A study by the Karolinska Institute last year revealed a strong genetic component in sex offending with men up to five more times more likely to commit a sex crime than the average male if they have a brother or father who has also been convicted of a serious sexual assault.

In this trial of 60 patients, 30 receive an injection of the drug Degarelix and the other 30 are given a placebo.

Those given Degarelix will have non-detectable levels of testosterone after three days, an effect which lasts for about three months.

According to Dr Rahm testosterone is involved in several of the most important risk factors for committing child sex abuse including high sexual arousal, diminished self-control and low empathy.

Patients in the trial will undergo brain scans while looking at computer-generated images of partially-clothed people of all ages to see how their brains react.

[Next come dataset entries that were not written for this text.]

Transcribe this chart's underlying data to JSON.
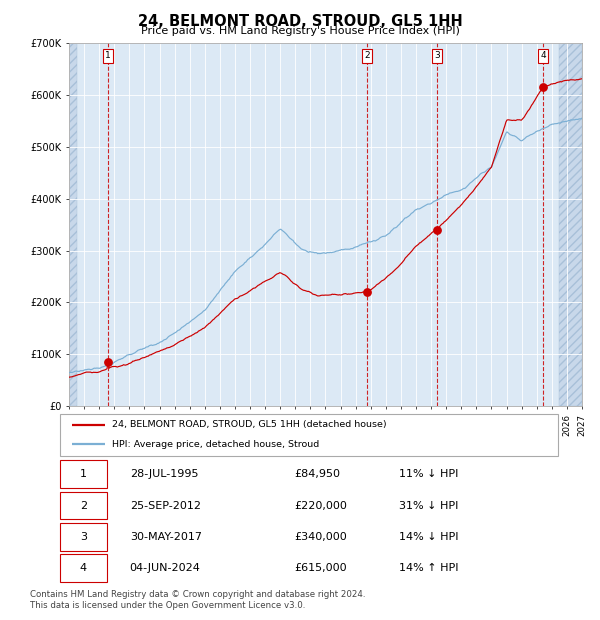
{
  "title": "24, BELMONT ROAD, STROUD, GL5 1HH",
  "subtitle": "Price paid vs. HM Land Registry's House Price Index (HPI)",
  "transactions": [
    {
      "num": 1,
      "date_num": 1995.57,
      "price": 84950,
      "label": "28-JUL-1995",
      "pct": "11%",
      "dir": "↓"
    },
    {
      "num": 2,
      "date_num": 2012.73,
      "price": 220000,
      "label": "25-SEP-2012",
      "pct": "31%",
      "dir": "↓"
    },
    {
      "num": 3,
      "date_num": 2017.41,
      "price": 340000,
      "label": "30-MAY-2017",
      "pct": "14%",
      "dir": "↓"
    },
    {
      "num": 4,
      "date_num": 2024.42,
      "price": 615000,
      "label": "04-JUN-2024",
      "pct": "14%",
      "dir": "↑"
    }
  ],
  "hpi_line_color": "#7bafd4",
  "price_line_color": "#cc0000",
  "dot_color": "#cc0000",
  "dashed_line_color": "#cc0000",
  "background_color": "#dce9f5",
  "grid_color": "#ffffff",
  "xlim": [
    1993,
    2027
  ],
  "ylim": [
    0,
    700000
  ],
  "yticks": [
    0,
    100000,
    200000,
    300000,
    400000,
    500000,
    600000,
    700000
  ],
  "ytick_labels": [
    "£0",
    "£100K",
    "£200K",
    "£300K",
    "£400K",
    "£500K",
    "£600K",
    "£700K"
  ],
  "xticks": [
    1993,
    1994,
    1995,
    1996,
    1997,
    1998,
    1999,
    2000,
    2001,
    2002,
    2003,
    2004,
    2005,
    2006,
    2007,
    2008,
    2009,
    2010,
    2011,
    2012,
    2013,
    2014,
    2015,
    2016,
    2017,
    2018,
    2019,
    2020,
    2021,
    2022,
    2023,
    2024,
    2025,
    2026,
    2027
  ],
  "legend_label_red": "24, BELMONT ROAD, STROUD, GL5 1HH (detached house)",
  "legend_label_blue": "HPI: Average price, detached house, Stroud",
  "footer": "Contains HM Land Registry data © Crown copyright and database right 2024.\nThis data is licensed under the Open Government Licence v3.0.",
  "table_rows": [
    [
      "1",
      "28-JUL-1995",
      "£84,950",
      "11% ↓ HPI"
    ],
    [
      "2",
      "25-SEP-2012",
      "£220,000",
      "31% ↓ HPI"
    ],
    [
      "3",
      "30-MAY-2017",
      "£340,000",
      "14% ↓ HPI"
    ],
    [
      "4",
      "04-JUN-2024",
      "£615,000",
      "14% ↑ HPI"
    ]
  ]
}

"We're trying to establish objective markers to determine the risk of the patient actually committing child sexual abuse," brain scan expert Benny Liberg said.

Using the drugs together with the brain scans and patient counselling, Doctors Rahm and Liberg hope they have devised a formula enabling scientists to accurately assess the risk of a patient sexually abusing a child.

But they warned the drug alone will not be a miracle cure.

Trial volunteers have been recruited from Karolinska University Hospital's treatment programme for unwanted sexual behaviour and from a national helpline and will be studied for the next two to three years.